Today is Sunday and somehow it became a lazy Sunday even though I'm still in Vienna. This morning I suffered from a major case of Eurovision Song Contest hangover and only got out of bed around 12:30pm-ish. However, I still made it to two museums to get another dose of art.
First I went to the Kunsthistorisches Museum, literally the "Museum of Art History" though also often referred to as museum of fine arts in English. The museum is housed in a palatial building on the famous Ringstraße...
...just opposite from the Naturhistorisches Museum (Natural History Museum) which is housed in an identical building. Built by Emperor Franz Joseph I, both were opened in 1891. Between the two museums lies the Maria-Theresien-Platz square featuring a memorial dedicated to one of the most famous members of the Habsburg dynasty.
One thing is for sure: Most of Vienna's museums are worth visiting alone for their architecture. Case in point, the stairway hall of the Kunsthistorisches Museum. Stunning, non?!
The part of the museum I enjoyed best was the Kunstkammer, or art chamber, featuring art collected by the Habsburgs over centuries.
Anyone fancy ship model making? Now even with real gold! (Well, I'm not quite sure you can actually take the ship apart but anyway, that's what it reminded me of.)
I won't share too many pictures but honestly, I don't think I had ever seen such much gold in my life than I had at the Kunstkammer, which is like an own (not very) little museum within a museum.
I mean, even the books had gold and sparkle back then!
Back to the architecture: So many details...
...and even topical: This was the ceiling and wall design in some of the rooms housing the Egyptian exhibition.
The fine arts museum also hosts a great collection of paintings formerly owned by the imperial family including the largest Bruegel collection in the world as well as works of art by Rembrandt, Rubens, Dürer, Raphael, Vermeer, Tintoretto and so many more. To be honest, I was quite overwhelmed but the sheer number of paintings hanging on the walls. As I said before, I much prefer smaller and more compact collections instead of three and more rows of pictures hanging on top of each other.

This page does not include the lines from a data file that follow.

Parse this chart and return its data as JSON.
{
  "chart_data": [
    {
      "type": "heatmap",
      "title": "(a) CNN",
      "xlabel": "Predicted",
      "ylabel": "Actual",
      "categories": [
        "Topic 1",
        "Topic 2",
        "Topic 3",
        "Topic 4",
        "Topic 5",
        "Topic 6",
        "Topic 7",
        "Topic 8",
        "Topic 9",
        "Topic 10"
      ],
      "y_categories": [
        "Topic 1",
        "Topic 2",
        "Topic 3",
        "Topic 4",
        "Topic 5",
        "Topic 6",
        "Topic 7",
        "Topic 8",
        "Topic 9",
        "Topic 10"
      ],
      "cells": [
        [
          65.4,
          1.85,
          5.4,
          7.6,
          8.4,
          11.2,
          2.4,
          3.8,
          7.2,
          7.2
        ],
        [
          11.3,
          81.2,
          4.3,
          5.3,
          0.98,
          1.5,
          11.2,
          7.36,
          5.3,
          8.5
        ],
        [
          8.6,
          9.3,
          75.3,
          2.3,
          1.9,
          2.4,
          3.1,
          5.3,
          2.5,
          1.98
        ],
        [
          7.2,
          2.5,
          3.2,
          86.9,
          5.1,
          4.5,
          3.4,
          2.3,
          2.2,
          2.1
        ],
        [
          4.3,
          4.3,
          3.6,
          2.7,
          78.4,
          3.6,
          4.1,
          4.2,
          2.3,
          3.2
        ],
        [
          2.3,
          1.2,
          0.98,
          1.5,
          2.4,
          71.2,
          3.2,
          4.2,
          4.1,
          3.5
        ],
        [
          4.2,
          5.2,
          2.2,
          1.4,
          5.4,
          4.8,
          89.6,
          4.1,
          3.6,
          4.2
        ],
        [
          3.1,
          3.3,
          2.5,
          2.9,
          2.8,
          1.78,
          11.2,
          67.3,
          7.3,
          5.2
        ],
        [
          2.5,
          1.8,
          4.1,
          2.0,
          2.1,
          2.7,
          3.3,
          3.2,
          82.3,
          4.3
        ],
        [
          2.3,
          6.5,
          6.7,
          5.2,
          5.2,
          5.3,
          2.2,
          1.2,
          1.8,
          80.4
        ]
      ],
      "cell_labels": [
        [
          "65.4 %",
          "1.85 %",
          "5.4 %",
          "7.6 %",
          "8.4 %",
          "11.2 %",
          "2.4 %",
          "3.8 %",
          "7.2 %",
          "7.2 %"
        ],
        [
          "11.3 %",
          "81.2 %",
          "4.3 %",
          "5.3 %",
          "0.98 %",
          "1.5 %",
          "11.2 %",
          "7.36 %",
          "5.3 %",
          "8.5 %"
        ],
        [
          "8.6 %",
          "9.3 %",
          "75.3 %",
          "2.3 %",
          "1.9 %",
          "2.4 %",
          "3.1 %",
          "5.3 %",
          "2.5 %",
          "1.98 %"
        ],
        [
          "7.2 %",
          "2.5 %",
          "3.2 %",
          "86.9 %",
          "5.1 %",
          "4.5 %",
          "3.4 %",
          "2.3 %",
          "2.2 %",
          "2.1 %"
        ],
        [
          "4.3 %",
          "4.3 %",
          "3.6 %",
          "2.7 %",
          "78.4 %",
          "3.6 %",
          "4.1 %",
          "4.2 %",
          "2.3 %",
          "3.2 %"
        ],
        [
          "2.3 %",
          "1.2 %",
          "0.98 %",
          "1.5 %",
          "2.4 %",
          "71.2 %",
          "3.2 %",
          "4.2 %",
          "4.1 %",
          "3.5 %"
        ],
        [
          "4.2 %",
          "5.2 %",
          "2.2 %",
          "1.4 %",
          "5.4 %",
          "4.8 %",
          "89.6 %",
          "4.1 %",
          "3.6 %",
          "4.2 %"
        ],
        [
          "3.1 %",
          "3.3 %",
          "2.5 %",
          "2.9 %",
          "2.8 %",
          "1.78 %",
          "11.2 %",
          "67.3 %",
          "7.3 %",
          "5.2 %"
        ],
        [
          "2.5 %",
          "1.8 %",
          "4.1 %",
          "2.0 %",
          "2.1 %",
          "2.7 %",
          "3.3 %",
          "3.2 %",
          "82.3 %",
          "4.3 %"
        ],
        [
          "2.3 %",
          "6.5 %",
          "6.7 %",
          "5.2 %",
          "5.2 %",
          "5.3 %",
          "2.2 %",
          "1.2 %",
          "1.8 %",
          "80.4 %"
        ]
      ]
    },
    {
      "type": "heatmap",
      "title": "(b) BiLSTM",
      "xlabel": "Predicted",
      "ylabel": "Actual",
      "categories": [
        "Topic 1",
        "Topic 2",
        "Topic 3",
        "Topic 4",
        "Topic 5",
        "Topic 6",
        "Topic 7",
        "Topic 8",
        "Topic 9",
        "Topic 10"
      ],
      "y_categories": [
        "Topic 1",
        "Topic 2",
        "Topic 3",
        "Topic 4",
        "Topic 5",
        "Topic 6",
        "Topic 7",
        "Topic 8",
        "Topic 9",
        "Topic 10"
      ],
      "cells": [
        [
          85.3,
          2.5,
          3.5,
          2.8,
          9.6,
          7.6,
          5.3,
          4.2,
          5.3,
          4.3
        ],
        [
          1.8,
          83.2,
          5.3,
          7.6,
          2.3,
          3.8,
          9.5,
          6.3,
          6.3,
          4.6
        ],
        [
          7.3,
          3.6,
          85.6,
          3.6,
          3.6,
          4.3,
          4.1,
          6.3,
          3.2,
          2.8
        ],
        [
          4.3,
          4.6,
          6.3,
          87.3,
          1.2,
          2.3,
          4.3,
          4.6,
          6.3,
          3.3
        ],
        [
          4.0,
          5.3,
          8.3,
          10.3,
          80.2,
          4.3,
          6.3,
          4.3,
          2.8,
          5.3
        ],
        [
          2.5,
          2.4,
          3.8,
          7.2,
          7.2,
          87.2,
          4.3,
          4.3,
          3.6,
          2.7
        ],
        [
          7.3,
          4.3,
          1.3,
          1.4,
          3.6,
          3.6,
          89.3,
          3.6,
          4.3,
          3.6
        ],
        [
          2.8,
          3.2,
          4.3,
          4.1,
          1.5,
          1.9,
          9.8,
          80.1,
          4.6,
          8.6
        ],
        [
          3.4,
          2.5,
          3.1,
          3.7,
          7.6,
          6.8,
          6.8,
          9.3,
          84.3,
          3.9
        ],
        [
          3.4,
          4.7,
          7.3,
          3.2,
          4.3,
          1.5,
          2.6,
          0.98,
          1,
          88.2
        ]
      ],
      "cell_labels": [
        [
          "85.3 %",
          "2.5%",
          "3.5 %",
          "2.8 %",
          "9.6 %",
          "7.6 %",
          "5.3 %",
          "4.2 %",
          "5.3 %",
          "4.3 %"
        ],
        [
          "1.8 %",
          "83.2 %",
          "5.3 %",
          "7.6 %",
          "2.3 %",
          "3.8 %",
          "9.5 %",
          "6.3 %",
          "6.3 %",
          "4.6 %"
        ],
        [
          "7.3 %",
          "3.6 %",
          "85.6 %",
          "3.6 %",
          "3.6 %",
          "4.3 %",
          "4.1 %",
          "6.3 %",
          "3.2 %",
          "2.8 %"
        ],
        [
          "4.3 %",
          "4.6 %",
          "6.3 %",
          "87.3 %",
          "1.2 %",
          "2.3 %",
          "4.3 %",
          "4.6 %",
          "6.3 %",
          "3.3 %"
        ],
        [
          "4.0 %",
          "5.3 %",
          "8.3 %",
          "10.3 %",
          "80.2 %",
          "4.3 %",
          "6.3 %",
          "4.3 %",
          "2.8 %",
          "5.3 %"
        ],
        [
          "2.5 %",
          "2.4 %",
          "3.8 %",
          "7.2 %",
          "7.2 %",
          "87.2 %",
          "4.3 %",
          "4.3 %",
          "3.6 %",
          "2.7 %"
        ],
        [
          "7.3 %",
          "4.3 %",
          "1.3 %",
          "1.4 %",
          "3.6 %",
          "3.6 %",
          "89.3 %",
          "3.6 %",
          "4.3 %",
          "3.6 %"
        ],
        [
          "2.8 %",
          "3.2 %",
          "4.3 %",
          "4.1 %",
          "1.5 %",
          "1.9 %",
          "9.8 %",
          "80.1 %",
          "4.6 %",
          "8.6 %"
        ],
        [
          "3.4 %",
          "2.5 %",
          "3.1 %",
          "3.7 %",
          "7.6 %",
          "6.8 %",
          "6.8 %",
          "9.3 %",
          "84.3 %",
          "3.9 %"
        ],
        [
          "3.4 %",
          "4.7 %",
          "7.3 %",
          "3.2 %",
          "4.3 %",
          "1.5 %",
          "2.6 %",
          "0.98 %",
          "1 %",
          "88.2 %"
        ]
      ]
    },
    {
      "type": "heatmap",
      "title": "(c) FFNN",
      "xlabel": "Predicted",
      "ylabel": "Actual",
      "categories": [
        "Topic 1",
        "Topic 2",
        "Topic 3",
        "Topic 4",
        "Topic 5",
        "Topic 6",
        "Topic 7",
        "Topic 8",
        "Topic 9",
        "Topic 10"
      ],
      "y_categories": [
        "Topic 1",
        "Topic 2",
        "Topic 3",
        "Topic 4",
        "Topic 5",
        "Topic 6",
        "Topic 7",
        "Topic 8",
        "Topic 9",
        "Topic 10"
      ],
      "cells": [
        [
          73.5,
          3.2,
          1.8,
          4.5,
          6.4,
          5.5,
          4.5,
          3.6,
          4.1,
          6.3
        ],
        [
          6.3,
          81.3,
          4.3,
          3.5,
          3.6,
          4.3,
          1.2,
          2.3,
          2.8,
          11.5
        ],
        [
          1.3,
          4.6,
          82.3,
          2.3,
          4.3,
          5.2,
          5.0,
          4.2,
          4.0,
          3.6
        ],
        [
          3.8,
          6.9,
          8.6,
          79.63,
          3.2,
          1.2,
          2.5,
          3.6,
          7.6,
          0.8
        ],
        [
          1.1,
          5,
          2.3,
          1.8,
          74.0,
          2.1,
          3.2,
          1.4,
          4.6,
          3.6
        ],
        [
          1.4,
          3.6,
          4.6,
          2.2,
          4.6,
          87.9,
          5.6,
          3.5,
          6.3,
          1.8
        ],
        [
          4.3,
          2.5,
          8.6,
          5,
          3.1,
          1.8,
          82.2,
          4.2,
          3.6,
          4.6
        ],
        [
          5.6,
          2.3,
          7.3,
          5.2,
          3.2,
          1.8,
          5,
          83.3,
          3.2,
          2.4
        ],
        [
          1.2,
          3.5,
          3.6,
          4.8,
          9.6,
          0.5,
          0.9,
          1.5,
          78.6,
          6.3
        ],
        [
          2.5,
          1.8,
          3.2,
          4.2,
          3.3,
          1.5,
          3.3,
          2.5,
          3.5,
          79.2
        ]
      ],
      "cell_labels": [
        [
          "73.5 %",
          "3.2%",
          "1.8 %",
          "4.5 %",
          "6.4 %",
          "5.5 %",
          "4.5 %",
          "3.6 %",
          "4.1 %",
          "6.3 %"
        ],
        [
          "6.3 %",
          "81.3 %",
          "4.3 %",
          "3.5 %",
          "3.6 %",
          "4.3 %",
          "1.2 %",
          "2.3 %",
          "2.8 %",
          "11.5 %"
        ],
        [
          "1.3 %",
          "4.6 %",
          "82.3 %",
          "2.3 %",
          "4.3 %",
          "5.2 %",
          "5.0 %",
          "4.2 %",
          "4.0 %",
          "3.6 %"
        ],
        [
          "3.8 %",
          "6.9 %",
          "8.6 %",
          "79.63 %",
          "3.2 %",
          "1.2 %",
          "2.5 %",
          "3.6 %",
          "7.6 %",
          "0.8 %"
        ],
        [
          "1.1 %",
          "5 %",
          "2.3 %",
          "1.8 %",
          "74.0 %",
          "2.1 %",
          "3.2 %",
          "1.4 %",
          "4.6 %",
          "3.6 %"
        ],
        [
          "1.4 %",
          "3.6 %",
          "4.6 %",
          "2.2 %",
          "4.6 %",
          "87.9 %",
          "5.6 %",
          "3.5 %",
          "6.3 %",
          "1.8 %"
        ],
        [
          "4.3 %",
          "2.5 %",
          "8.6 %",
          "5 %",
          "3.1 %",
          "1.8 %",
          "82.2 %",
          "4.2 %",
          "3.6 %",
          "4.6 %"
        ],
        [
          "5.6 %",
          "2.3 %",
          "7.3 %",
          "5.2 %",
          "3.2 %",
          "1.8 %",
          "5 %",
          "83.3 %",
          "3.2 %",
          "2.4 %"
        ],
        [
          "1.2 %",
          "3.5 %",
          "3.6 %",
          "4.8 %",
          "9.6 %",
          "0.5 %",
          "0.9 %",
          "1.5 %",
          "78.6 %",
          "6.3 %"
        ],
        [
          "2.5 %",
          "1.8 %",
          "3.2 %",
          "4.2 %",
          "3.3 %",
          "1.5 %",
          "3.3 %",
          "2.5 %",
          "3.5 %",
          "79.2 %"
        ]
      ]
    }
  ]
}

To recover (for lack of a better word) a little, I went to sin. (Demel is a K.u.K. Hofzuckerbäcker, meaning the pastry shop was once a purveyor to the Austro-Hungarian court, and home of the famous Sachertorte.)
And seriously, I don't think there are enough churches in Vienna I can walk to to walk of all the calories the one piece of cake I ate had, but it was d-e-l-i-c-i-o-u-s.
After sinning, I visited the Albertina, another one of Vienna's famous art museums. The building was once the home of Duke Albert of Saxe-Teschen, a noted art collector who started the largest and finest collection of old master prints and drawings in the world.
In addition to the art works, you can also view the rooms of Albert and his wife née Archduchess Maria-Christina of Austria, who was the favourite daughter of the famous Empress Maria-Theresia and the only one of her children allowed to marry for love. Other inhabitants of the palace include Archduke Karl and his wife Henriette of Nassau. The part I enjoyed most though was the exhibition "From Monet to Picasso" featuring paintings from the Sammlung Batliner. I love (most) impressionist and early 20th century art and it was a welcome change to all the previous centuries' art I have seen in the past few days.
In front of the Albertina also is a statue of Emperor Franz Joseph I who reigned Austria for 68 before dying in the midst of World War I two years before the end of the monarchy in what once was the Austro-Hungarian empire.